A flicker on the far side of the slough pierced Lana’s thoughts. It was a small circle of light, weak and yellowed, bouncing wildly through the scrub. Lana raised her binoculars and started scanning the murky hillside in slow horizontal passes. Finally she caught it. A person with a flashlight, stumbling down a faint deer path toward the north bank. The man—was it a man?—was pushing something. He was wearing an oversize coat, a hat, and gloves, bundled up against the February chill.
A wheelbarrow. That’s what he was pushing. At two in the morning.
Lana frowned. She’d always been a city girl, but still. Surely there weren’t farming tasks to be done in the middle of the night.
The man was moving fast, down toward the brackish water. The wheelbarrow dipped and surged in and out of view as he charged through the high grass. Either his cargo was heavy or the ground was uneven. Or both.
He stopped at a low point in the marsh Lana couldn’t quite make out. He was down there for a couple minutes, spreading something out maybe, or arranging something in place. Lana found herself holding her breath, waiting for him to rise. Instead, there was a splash. The man shot back up, hat first, dark shoulders. Then he turned and stared straight across the slough at Lana.
Lana reared back, spooked. The man couldn’t possibly see her from all that way in the dark. And yet. She could have sworn she felt the heat in his eyes.
It was impossible. Lana realized the warmth was coming from her own body, from her intense focus and shortened breath. She felt a sudden, fierce longing to be this man—not a farmer, but someone out in the world doing something, something physical and definitive and certain, while others slept. That was the life she was meant to live. To be the doer, not the watcher.
But here she was, clutching her binoculars. She envied the man, standing there on the north bank, breathing white puffs of air into the night. He stared out over the water for a full minute. Then he turned away.
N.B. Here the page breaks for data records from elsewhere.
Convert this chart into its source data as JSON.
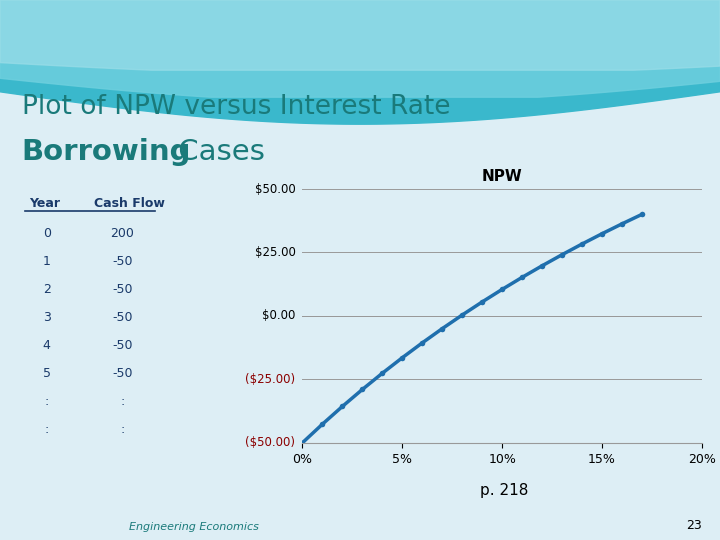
{
  "title_line1": "Plot of NPW versus Interest Rate",
  "title_line2_bold": "Borrowing",
  "title_line2_rest": " Cases",
  "title_color": "#1a7a7a",
  "bold_color": "#1a7a7a",
  "slide_bg": "#ddeef5",
  "chart_title": "NPW",
  "table_headers": [
    "Year",
    "Cash Flow"
  ],
  "table_years": [
    "0",
    "1",
    "2",
    "3",
    "4",
    "5",
    ":",
    ":"
  ],
  "table_cashflows": [
    "200",
    "-50",
    "-50",
    "-50",
    "-50",
    "-50",
    ":",
    ":"
  ],
  "x_ticks": [
    0,
    5,
    10,
    15,
    20
  ],
  "x_tick_labels": [
    "0%",
    "5%",
    "10%",
    "15%",
    "20%"
  ],
  "y_ticks": [
    -50,
    -25,
    0,
    25,
    50
  ],
  "y_tick_labels": [
    "($50.00)",
    "($25.00)",
    "$0.00",
    "$25.00",
    "$50.00"
  ],
  "y_negative_color": "#8b0000",
  "y_positive_color": "#000000",
  "line_color": "#1f6fad",
  "line_width": 2.5,
  "marker": "o",
  "marker_size": 4,
  "footnote": "p. 218",
  "footer": "Engineering Economics",
  "footer_color": "#1a7a7a",
  "page_num": "23",
  "xlim": [
    0,
    20
  ],
  "ylim": [
    -50,
    50
  ],
  "interest_rates": [
    0,
    1,
    2,
    3,
    4,
    5,
    6,
    7,
    8,
    9,
    10,
    11,
    12,
    13,
    14,
    15,
    16,
    17
  ],
  "cf0": 200,
  "annual_cf": -50,
  "n_years": 5,
  "wave_color1": "#3ab8cc",
  "wave_color2": "#6dcfde",
  "wave_color3": "#9adde8",
  "table_header_color": "#1a3a6a",
  "table_row_color": "#1a3a6a"
}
Lana yanked the blinds shut and fell back onto her pillow. She felt suddenly spent, swollen and cracked, as if she’d wasted a day lying out at the beach in full sun. When she peered through the glass again, the man was gone. The shuffling labor of the bobcat had ended. The only sound was the great horned owls, coming home to roost.
Chapter Four
“Tiny! Hey, TINY!”
Jacqueline Avital Santos Rubicon, aka Jack, aka Tiny, lifted her paddle out of the water and turned around. The eight-year-old in the front of kayak 12 was waving both hands in the air like he’d just found the lost city of Atlantis.
“You said to look out for jellyfish,” he shouted. “I found the biggest one ever.”
He leaned forward and pointed at a shimmering blob, the boat wobbling as his mother braced to keep it balanced.
“Great, buddy,” Jack said. “Can you see it pulsing?”
The boy stared down, then nodded solemnly.
“That’s awesome. Now remember, some birds and otters don’t love it when we yell. We’re in their home, right?”
He nodded again, eyes Boy Scout serious, mouth a wide smile.
She gave him a thumbs-up and glided past. She paused to watch an otter feed its baby, offering bits of crawdad to the tiny fluffball snuggled against its chest. Jack felt sure of herself, confident, in a way she rarely felt on land. On the water, a five-foot half-Jewish, half-Filipino teenager could be just as powerful as anyone else.
Jack had been working weekends as a kayak tour guide for almost two years, and by her calculations, she needed just nine more paychecks before she could afford a used sailboat. She’d started out saving up for a car, but the more time she spent paddling the sluggish water between the marina and the slough, the hungrier she was to go farther, wilder, into the open ocean. Not that she didn’t love Elkhorn Slough. She just wasn’t surprised by its secrets anymore.
Every Saturday, she barreled to the Kayak Shack on her bike at 8 a.m., arriving before most of the marina had woken up. This morning, she’d chained her ten-speed to the fence behind a fancy green road bike she didn’t recognize. It wasn’t locked, just sitting there waiting to be snapped up. Unbelievable. Some people trusted the universe to take care of them. And then there were people like Jack who took care of themselves.
The morning zoomed by in a flurry of life jackets, wet suits, and excited tourists. She guided a group of families into the slough at nine, and then a private tour, a pair of animal lovers who spent their hour watching a clutch of elderly otters gossip in a tight circle of sunshine. Jack pointed their camera lenses in the right direction, for which she was rewarded with a peaceful trip ending with a twenty-dollar bill she rolled from her hand to her pocket in a single motion.